Like Metternich, MBS is seeking to weaken Israel’s influence and power in the region. The Saudis perceive Israel as competing with them for regional hegemony. By bribing U.S. President Donald Trump with promises of billions in investments, MBS hopes to replace Jerusalem as the U.S. strategic ally in the region.

Although MBS is no Metternich, by any standard, he is nonetheless seeking to build a coalition ostensibly against Israel. On Jan. 9, Bloomberg reported that Turkey was likely to join the defense pact between Saudi Arabia and Pakistan, and that talks to do so were in an “advanced” stage. Later that month, Pakistan’s Minister for Defense Production told Reuters that a draft defense deal between the three countries had been prepared.

It is rather ironic that the two Sunni Muslim powers—Turkey and Saudi Arabia, who have been bitter rivals over leadership of the Sunni-Muslim world—would now seek an alliance. One still remembers the murder of Washington Post journalist Jamal Khashoggi in Istanbul, Turkey, and the bitter recriminations between Turkish President Recep Tayyip Erdoğan and MBS. But this partnership can be seen as an opportunity to threaten Israel. And, it is also meant to provide Turkey and the Saudis with Pakistan’s nuclear umbrella.

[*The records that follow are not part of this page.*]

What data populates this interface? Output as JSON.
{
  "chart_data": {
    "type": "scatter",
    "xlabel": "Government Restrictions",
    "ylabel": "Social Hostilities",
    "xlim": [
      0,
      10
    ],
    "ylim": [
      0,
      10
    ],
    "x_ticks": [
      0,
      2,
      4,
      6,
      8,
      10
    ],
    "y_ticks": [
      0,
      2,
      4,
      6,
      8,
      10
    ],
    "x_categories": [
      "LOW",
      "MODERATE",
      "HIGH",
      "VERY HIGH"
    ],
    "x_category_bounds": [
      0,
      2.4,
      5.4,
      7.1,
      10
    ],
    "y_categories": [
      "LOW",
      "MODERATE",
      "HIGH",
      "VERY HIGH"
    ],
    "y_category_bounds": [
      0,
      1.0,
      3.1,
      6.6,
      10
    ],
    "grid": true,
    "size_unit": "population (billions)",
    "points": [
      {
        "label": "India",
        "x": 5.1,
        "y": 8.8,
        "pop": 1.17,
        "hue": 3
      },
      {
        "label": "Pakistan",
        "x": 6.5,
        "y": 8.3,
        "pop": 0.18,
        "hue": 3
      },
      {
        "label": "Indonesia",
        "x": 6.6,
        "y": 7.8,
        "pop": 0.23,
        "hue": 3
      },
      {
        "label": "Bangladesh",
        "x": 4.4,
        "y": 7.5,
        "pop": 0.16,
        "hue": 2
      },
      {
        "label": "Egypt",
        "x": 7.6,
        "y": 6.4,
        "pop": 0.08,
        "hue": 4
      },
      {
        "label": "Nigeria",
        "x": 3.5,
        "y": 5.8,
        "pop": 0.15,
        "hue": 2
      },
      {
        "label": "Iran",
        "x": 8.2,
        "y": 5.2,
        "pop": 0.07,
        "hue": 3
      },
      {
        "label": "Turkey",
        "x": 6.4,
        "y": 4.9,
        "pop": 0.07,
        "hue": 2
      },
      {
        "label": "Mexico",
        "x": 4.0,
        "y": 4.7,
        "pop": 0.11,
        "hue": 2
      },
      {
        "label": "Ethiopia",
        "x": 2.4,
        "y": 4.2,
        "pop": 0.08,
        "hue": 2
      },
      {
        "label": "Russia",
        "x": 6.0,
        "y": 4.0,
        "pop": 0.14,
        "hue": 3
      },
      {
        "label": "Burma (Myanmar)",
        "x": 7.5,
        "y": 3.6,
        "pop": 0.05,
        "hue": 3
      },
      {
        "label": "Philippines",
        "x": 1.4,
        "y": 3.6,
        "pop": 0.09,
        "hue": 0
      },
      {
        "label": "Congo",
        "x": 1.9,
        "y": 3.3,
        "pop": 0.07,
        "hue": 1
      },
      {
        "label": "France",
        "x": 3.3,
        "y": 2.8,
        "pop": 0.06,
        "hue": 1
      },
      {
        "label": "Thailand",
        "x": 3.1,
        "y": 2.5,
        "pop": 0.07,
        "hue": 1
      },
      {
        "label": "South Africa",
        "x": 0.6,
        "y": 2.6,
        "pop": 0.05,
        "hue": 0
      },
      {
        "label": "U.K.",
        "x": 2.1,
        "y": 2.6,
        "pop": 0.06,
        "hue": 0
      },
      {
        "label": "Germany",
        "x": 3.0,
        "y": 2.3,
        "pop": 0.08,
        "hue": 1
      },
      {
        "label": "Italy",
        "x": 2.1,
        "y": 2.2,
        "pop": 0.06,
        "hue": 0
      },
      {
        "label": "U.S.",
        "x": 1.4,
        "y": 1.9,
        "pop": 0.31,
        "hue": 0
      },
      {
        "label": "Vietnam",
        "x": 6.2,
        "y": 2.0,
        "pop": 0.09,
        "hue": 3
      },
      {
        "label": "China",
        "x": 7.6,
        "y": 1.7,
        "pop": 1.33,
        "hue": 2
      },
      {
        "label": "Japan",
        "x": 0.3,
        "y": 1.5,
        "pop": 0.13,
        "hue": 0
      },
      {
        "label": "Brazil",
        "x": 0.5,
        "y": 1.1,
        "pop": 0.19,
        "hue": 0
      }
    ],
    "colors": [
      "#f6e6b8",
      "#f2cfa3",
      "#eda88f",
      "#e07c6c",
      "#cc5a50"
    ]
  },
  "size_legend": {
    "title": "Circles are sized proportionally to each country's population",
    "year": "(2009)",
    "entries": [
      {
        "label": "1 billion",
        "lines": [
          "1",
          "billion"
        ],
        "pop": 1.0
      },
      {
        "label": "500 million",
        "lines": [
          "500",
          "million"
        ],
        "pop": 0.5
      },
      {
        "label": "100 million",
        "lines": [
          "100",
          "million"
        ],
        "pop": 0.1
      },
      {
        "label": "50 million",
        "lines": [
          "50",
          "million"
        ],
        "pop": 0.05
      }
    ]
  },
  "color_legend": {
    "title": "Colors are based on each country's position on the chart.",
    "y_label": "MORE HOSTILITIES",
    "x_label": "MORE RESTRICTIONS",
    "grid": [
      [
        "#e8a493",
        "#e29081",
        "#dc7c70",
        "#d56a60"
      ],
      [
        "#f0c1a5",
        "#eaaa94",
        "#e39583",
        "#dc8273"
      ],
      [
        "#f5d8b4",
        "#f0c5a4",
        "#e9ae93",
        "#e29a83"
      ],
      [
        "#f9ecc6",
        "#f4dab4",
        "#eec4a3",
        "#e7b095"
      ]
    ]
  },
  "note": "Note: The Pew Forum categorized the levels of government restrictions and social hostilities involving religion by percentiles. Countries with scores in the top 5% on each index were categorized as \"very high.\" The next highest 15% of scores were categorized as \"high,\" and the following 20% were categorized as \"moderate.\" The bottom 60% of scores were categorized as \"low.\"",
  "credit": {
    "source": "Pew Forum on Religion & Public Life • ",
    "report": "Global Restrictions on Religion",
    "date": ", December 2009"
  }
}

Iran, Saudi Arabia’s chief adversary, responsible for having orchestrated an attack in 2019 on the Saudi ARAMCO oil processing fields, has been debilitated by the combined American and Israeli attack on its nuclear facilities last June. The Saudis, in assessing Iran’s current situation of largely neutralized proxies and an economy in shambles, are pleased that “the dirty work” was done for them.

They are, however, reluctant to support regime change in Iran that might allow for a democratic, pro-Western regime to emerge. They would rather see a weakened regime in Tehran than a new regime that might make peace with Israel. A democratic, pro-Western Iran might diminish Saudi Arabia’s luster in today’s Washington.

Naturally, the Saudis have expressed little sympathy for the repressed Iranian people. Riyadh prefers the diminished power of the mullahs, their domestic challenges and their being isolated internationally over the plight of civilians. In fact, the Saudis, along with the Qataris, and Erdoğan’s Turkey have notified Washington that they will not allow the United States to launch attacks on Iran from their territory. It simply shows how unreliable these supposed U.S. “allies” actually are.

Saudi Arabia wants to replace Israel with Syria as the transit country for a fiber-optic cable designed to connect the Saudi kingdom to Greece through the Mediterranean Sea. Riyadh’s insistence that it be connected to Greece through Syria—and not Israel—underscores how regional alignments are shifting as Riyadh looks to bolster Damascus’s standing in the region and potentially isolate Israel.

MBS has publicly accused Israel of committing genocide against the Palestinians in Gaza, despite previously shunning Muslim Brotherhood-affiliated Hamas terrorists. Now it seems that he is seeking to make peace and ally himself with forces, including Qatar and Turkey. Riyadh is also at odds with the United Arab Emirates, Israel’s closest Arab partner. In an interview, former Saudi Shura Council member Ahmed Al-Tuwaijri accused the UAE of being “Israel’s Trojan horse.” He added that Abu Dhabi is implementing Israeli ambitions.

Seemingly, the failure of MBS’s Vision 2030—an ambitious plan to diversify Saudi Arabia’s oil-dependent economy, reshape its society and position the kingdom as a global investment hub—has resulted in MBS’s abandoning the Emirati model of economic transformation, moving from an oil economy to services. It seems that he has replaced Neom (MBS’s futuristic city) with a Turkish-style approach: masking economic trouble with populist appeals to restored Islamic glory, beginning with hostility toward Israel.

Saudi Arabia’s shift to Islamism is inspired by Qatar and Turkey, whose Muslim Brotherhood-aligned policies expanded their regional influence without triggering alarm bells in Washington, thanks in part to the strength of Doha’s and Ankara’s lobbying operations in the U.S. capital.

In the end, it is the old balance-of-power game that nations play that seems to be a major factor in aligning the Saudi regime with former rivals to block the perceived rise of the Jewish state.